Mother In Law Cocktail
This takes a bit of planning in procuring ingredients, but once it’s mixed, you have a well-balanced, complex cocktail batched and ready for you to cry on its shoulder.
- Author: adapted from Vintage Spirits and Forgotten Cocktails by Ted Haigh (AKA Dr. Cocktail)
- Prep Time: 5 mins
- Total Time: 5 minutes
Ingredients
- 2.5 tsp Peychaud’s bitters
- 2.5 tsp Angostura bitters
- 2.5 tsp Torani Amer
- 1.5 oz Maraschino liqueur
- 1.5 oz simple syrup
- 1.5 oz orange Curaçao (we used Grand Marnier)

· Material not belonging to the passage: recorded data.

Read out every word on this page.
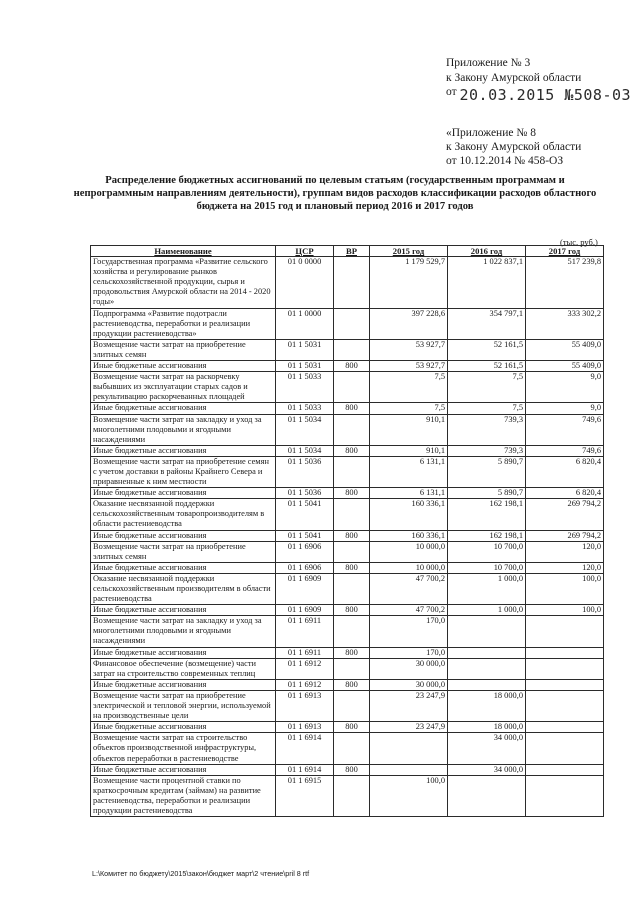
Приложение № 3
к Закону Амурской области
от 20.03.2015 №508-03
«Приложение № 8
к Закону Амурской области
от 10.12.2014 № 458-ОЗ
Распределение бюджетных ассигнований по целевым статьям (государственным программам и непрограммным направлениям деятельности), группам видов расходов классификации расходов областного бюджета на 2015 год и плановый период 2016 и 2017 годов
(тыс. руб.)
Наименование	ЦСР	ВР	2015 год	2016 год	2017 год
Государственная программа «Развитие сельского хозяйства и регулирование рынков сельскохозяйственной продукции, сырья и продовольствия Амурской области на 2014 - 2020 годы»	01 0 0000		1 179 529,7	1 022 837,1	517 239,8
Подпрограмма «Развитие подотрасли растениеводства, переработки и реализации продукции растениеводства»	01 1 0000		397 228,6	354 797,1	333 302,2
Возмещение части затрат на приобретение элитных семян	01 1 5031		53 927,7	52 161,5	55 409,0
Иные бюджетные ассигнования	01 1 5031	800	53 927,7	52 161,5	55 409,0
Возмещение части затрат на раскорчевку выбывших из эксплуатации старых садов и рекультивацию раскорчеванных площадей	01 1 5033		7,5	7,5	9,0
Иные бюджетные ассигнования	01 1 5033	800	7,5	7,5	9,0
Возмещение части затрат на закладку и уход за многолетними плодовыми и ягодными насаждениями	01 1 5034		910,1	739,3	749,6
Иные бюджетные ассигнования	01 1 5034	800	910,1	739,3	749,6
Возмещение части затрат на приобретение семян с учетом доставки в районы Крайнего Севера и приравненные к ним местности	01 1 5036		6 131,1	5 890,7	6 820,4
Иные бюджетные ассигнования	01 1 5036	800	6 131,1	5 890,7	6 820,4
Оказание несвязанной поддержки сельскохозяйственным товаропроизводителям в области растениеводства	01 1 5041		160 336,1	162 198,1	269 794,2
Иные бюджетные ассигнования	01 1 5041	800	160 336,1	162 198,1	269 794,2
Возмещение части затрат на приобретение элитных семян	01 1 6906		10 000,0	10 700,0	120,0
Иные бюджетные ассигнования	01 1 6906	800	10 000,0	10 700,0	120,0
Оказание несвязанной поддержки сельскохозяйственным производителям в области растениеводства	01 1 6909		47 700,2	1 000,0	100,0
Иные бюджетные ассигнования	01 1 6909	800	47 700,2	1 000,0	100,0
Возмещение части затрат на закладку и уход за многолетними плодовыми и ягодными насаждениями	01 1 6911		170,0		
Иные бюджетные ассигнования	01 1 6911	800	170,0		
Финансовое обеспечение (возмещение) части затрат на строительство современных теплиц	01 1 6912		30 000,0		
Иные бюджетные ассигнования	01 1 6912	800	30 000,0		
Возмещение части затрат на приобретение электрической и тепловой энергии, используемой на производственные цели	01 1 6913		23 247,9	18 000,0	
Иные бюджетные ассигнования	01 1 6913	800	23 247,9	18 000,0	
Возмещение части затрат на строительство объектов производственной инфраструктуры, объектов переработки в растениеводстве	01 1 6914			34 000,0	
Иные бюджетные ассигнования	01 1 6914	800		34 000,0	
Возмещение части процентной ставки по краткосрочным кредитам (займам) на развитие растениеводства, переработки и реализации продукции растениеводства	01 1 6915		100,0		
L:\Комитет по бюджету\2015\закон\бюджет март\2 чтение\pril 8 rtf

- Bourbon to fill the remainder of a quart container
Instructions
- Mix all ingredients in a quart decanter.
- Cover tightly.
- Apply 3oz, as needed, either stirred with ice and strained, or over a large ice cube in an Old Fashioned glass.
- Yes, seriously, that is it.

Rebecca Orchant is a New Mexican ex-pat living in Brooklyn. She likes onions and pickles more than most people, stops in every diner that crosses her path and has been known to indulge in a cocktail or two. You can find more vinegar, whiskey and butter-soaked tales on her blog, Chronicles of a Stomach Grumble.
I could really use a glass right now. My mother in law is staying with us for a couple of days and it’s driving me crazy. Anyway, bottoms up!
★★★★★
Would love to hear how this remedy performs in the field. Let us know if you give it a whirl!
Nice
Thanks! I have consumed more of these than I will admit this week.